Pourtant ses souvenirs sont on ne peut plus nets : « J’ai revu une scène d’une violence inouïe, et un homme auquel je n’avais pas pensé depuis 32 ans. C’est comme si j’avais une caméra, je voyais les détails vestimentaires, physiques, géographiques, comme si je revivais la réalité de la scène », racontait-elle au micro de France info le 6 novembre dernier. « Une amnésie traumatique est quelque chose de classique car le cerveau d’un enfant ne peut pas digérer la violence d’un tel abus », ajoute-t-elle. La Cour de cassation devait décider aujourd’hui si oui ou non, le coupable présumé du viol de Cécile pourrait être jugé 30 ans après les faits : la réponse, négative a été donnée en début d'après-midi. le délai de prescription ne sera pas repoussé. 

La prescription des crimes sexuels en question

Le débat sur la prescription des crimes sexuels, notamment commis sur des enfants, refait régulièrement surface. En 2012, une femme de 56 ans affirmait de même avoir été violée 37 ans plus tôt. Ses souvenirs étaient revenus après une intervention chirurgicale : « J’ai commencé à avoir des flashs et à voir un visage qui s’est petit à petit bien confirmé ». Zaïa a ainsi reconstitué le souvenir d’une scène lors de laquelle elle a été violée et frappée à la tête par un homme qui voulait l’épouser.

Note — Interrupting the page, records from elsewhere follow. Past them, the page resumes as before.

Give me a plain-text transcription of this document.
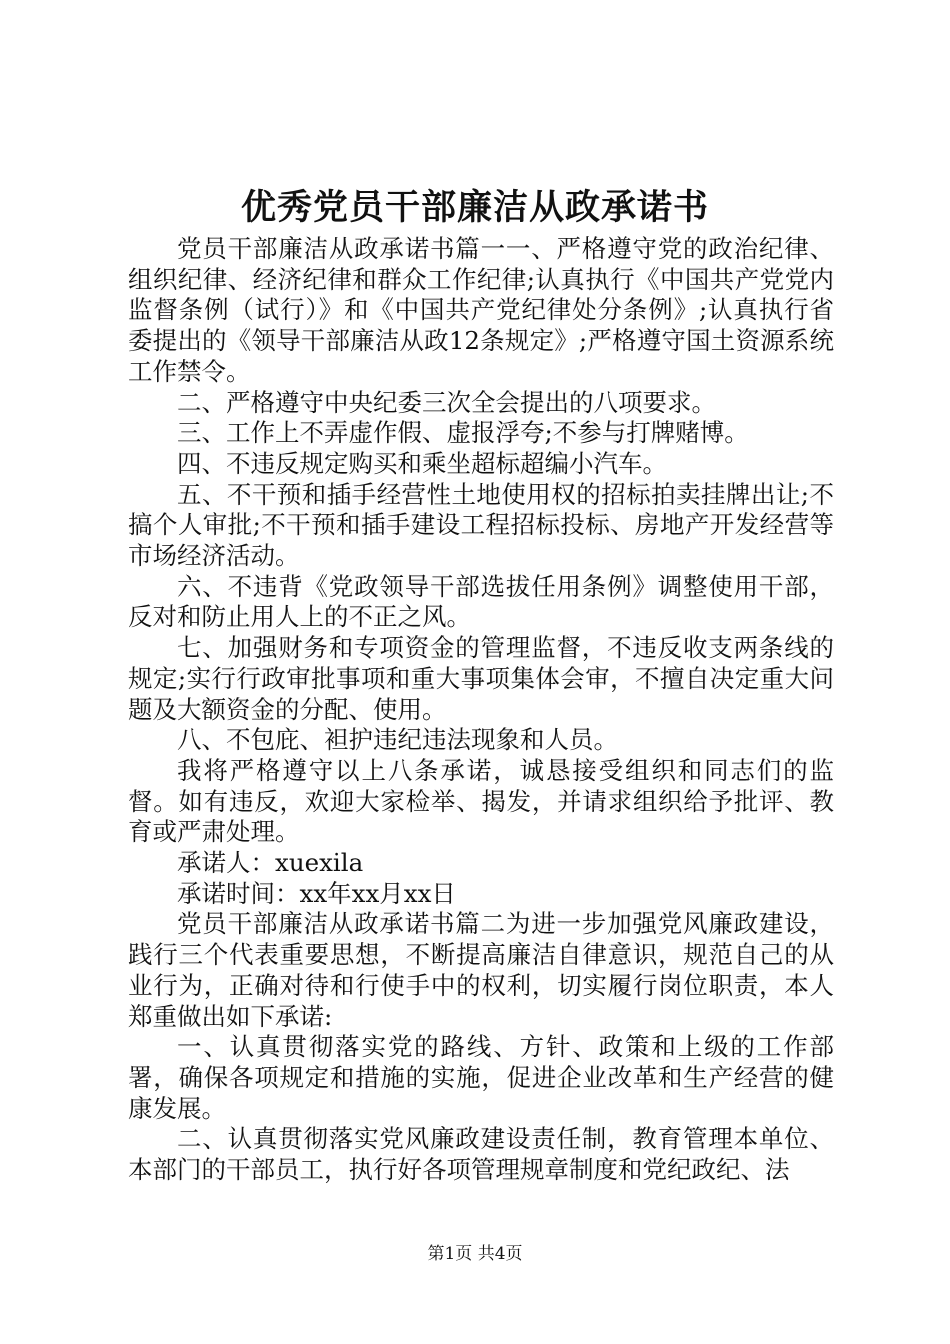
优秀党员干部廉洁从政承诺书

党员干部廉洁从政承诺书篇一一、严格遵守党的政治纪律、组织纪律、经济纪律和群众工作纪律;认真执行《中国共产党党内监督条例（试行）》和《中国共产党纪律处分条例》;认真执行省委提出的《领导干部廉洁从政12条规定》;严格遵守国土资源系统工作禁令。

二、严格遵守中央纪委三次全会提出的八项要求。

三、工作上不弄虚作假、虚报浮夸;不参与打牌赌博。

四、不违反规定购买和乘坐超标超编小汽车。

五、不干预和插手经营性土地使用权的招标拍卖挂牌出让;不搞个人审批;不干预和插手建设工程招标投标、房地产开发经营等市场经济活动。

六、不违背《党政领导干部选拔任用条例》调整使用干部，反对和防止用人上的不正之风。

七、加强财务和专项资金的管理监督，不违反收支两条线的规定;实行行政审批事项和重大事项集体会审，不擅自决定重大问题及大额资金的分配、使用。

八、不包庇、袒护违纪违法现象和人员。

我将严格遵守以上八条承诺，诚恳接受组织和同志们的监督。如有违反，欢迎大家检举、揭发，并请求组织给予批评、教育或严肃处理。

承诺人：xuexila

承诺时间：xx年xx月xx日

党员干部廉洁从政承诺书篇二为进一步加强党风廉政建设，践行三个代表重要思想，不断提高廉洁自律意识，规范自己的从业行为，正确对待和行使手中的权利，切实履行岗位职责，本人郑重做出如下承诺:

一、认真贯彻落实党的路线、方针、政策和上级的工作部署，确保各项规定和措施的实施，促进企业改革和生产经营的健康发展。

二、认真贯彻落实党风廉政建设责任制，教育管理本单位、本部门的干部员工，执行好各项管理规章制度和党纪政纪、法

第1页 共4页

Elle a décidé de porter plainte contre son agresseur, malgré la prescription. D’après son avocat, le délai de prescription doit être levé, puisque l’amnésie de sa cliente a empêché son dépôt de plainte.

Sur la voie de l'imprescriptibilité des crimes sexuels
Certains pays comme les États-Unis et la Grande Bretagne ont aboli le délai de prescription pour les crimes sur mineurs. En France, les seuls crimes imprescriptibles sont le génocide et les crimes contre l’humanité. Les avocats de Cécile comptaient pourtant s'appuyer sur la jurisprudence, qui, pour certaines infractions, fait commencer le délai de prescription au moment de la découverte des faits et non au moment de leur commission.

L'association Stop aux violences sexuelles travaille sur le sujet depuis longtemps et cherche à aller plus loin qu'un report des délais existants : « L'imprescriptibilité des crimes sexuels est une nécessité », déclare Violaine Guérin, Présidente de l'association. « Refuser à quelqu'un d'obtenir réparation montre une méconnaissance totale de l'impact des violences sexuelles sur les victimes. On allègue des motifs juridiques purs, sans comprendre la réalité des dégâts. »

Le travail des associations et de quelques politiques, comme la sénatrice du Rhône Muguette Dini, en faveur de l'imprescriptibilité des crimes sexuels commencerait cependant à porter ses fruits, selon Violaine Guérin. En septembre dernier, lors du vote la loi sur l'égalité hommes-femmes, Mme Dini a présenté au Sénat un amendement dans ce sens, qui a manqué de peu d'être voté. « De plus en plus de législateurs sont convaincus, car on parle davantage du sujet depuis quelques années, et nous allons continuer », promet-elle.

« Quand la victime se tait, le corps parle »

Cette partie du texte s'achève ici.